During the summer, I do not recommend a mineral supplement, especially if the pasture grass is of good quality. If she is not getting any legume grass or hay (such as alfalfa or clover), then you may wish to offer her some as part of her overall hay ration. Legume hays have a higher calcium content than grass hays, as well as more vitamins A, C, and E.

During the winter, when she cannot graze, I understand your interest in supplementing her diet. And, in fact, it is generally a good idea. However, mineral supplements tend to offer very high dosages, and while a little is good, too much can be quite harmful. Minerals interact with one another and too much of one can cause a deficiency in another. So, I prefer the use of an overall multiple vitamin/mineral supplement that is meant to supplement a good diet, but not overpower one.

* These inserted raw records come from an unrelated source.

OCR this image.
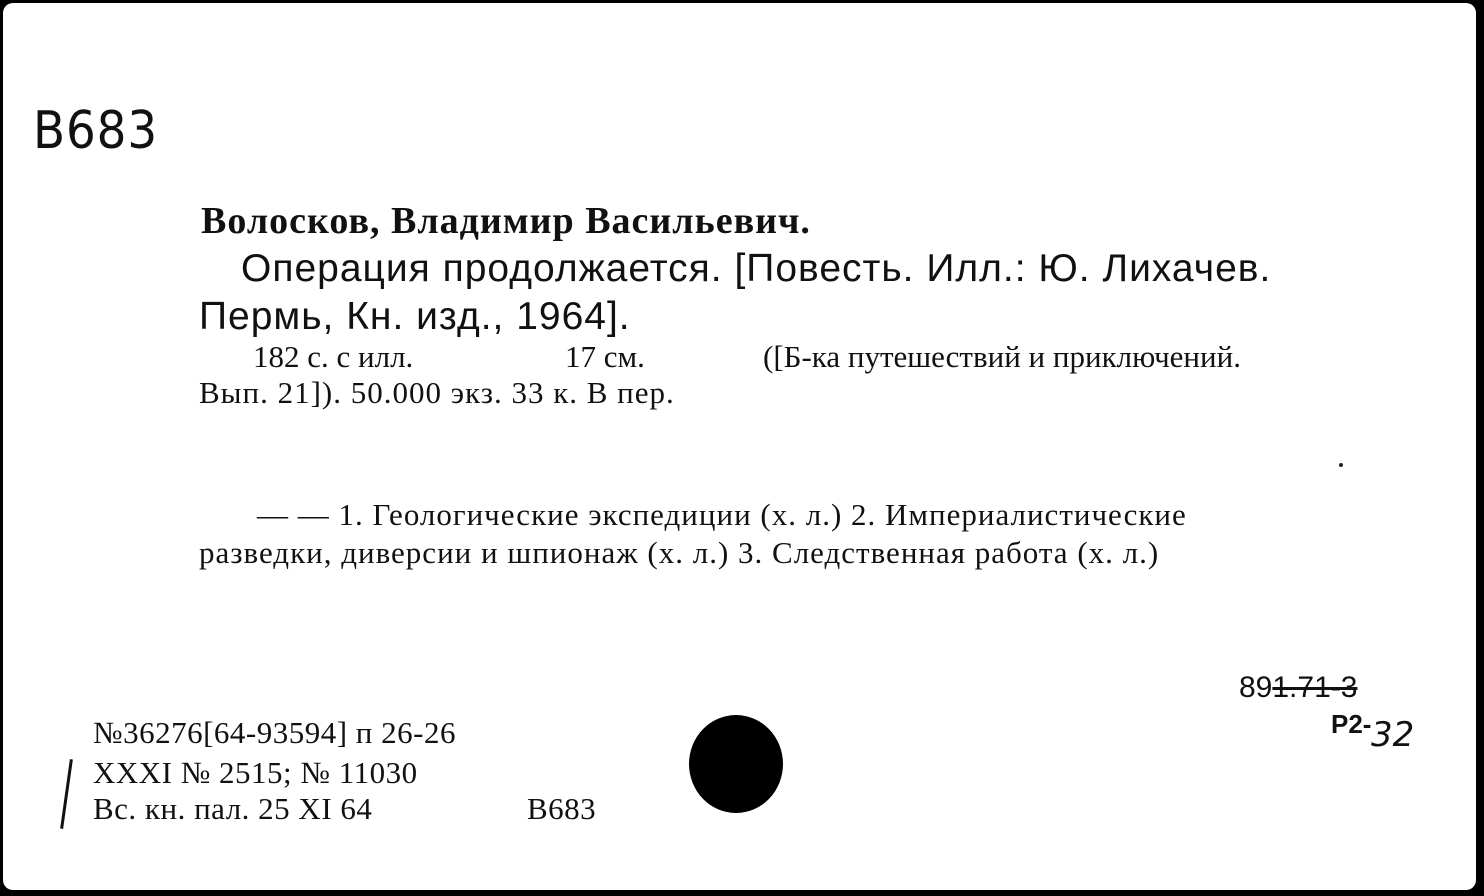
B683
Волосков, Владимир Васильевич.
Операция продолжается. [Повесть. Илл.: Ю. Лихачев.
Пермь, Кн. изд., 1964].
182 с. с илл.	17 см.	([Б-ка путешествий и приключений.
Вып. 21]). 50.000 экз. 33 к. В пер.
— — 1. Геологические экспедиции (х. л.) 2. Империалистические
разведки, диверсии и шпионаж (х. л.) 3. Следственная работа (х. л.)
891.71-3
Р2- 32
№36276[64-93594] п 26-26
XXXI № 2515; № 11030
Вс. кн. пал. 25 XI 64	B683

In researching some UK products, I came across two that you may wish to consider:
1. Scientific Nutritional Products puts out a Horse and Pony multivitamin/mineral supplement that is a good overall addition to the diet, especially during the winter. I found it on line at :

2. Equivite Original is another good product to consider: It can be found at :

So to summarize, I would suggest that you continue to offer hay or haylage ad lib. Provide her with a multivitamin/mineral supplement year round, and feed enough of your regular feed to maintain her weight. If she starts to gain, you may need to cut back. If she should continue to lose weight, you may want to add conditioning cubes or more showing chaff to increase her fat intake. (More fat will provide extra calories, without the risks of feeding more grain.)

I hope this is helpful. Thank you for writing.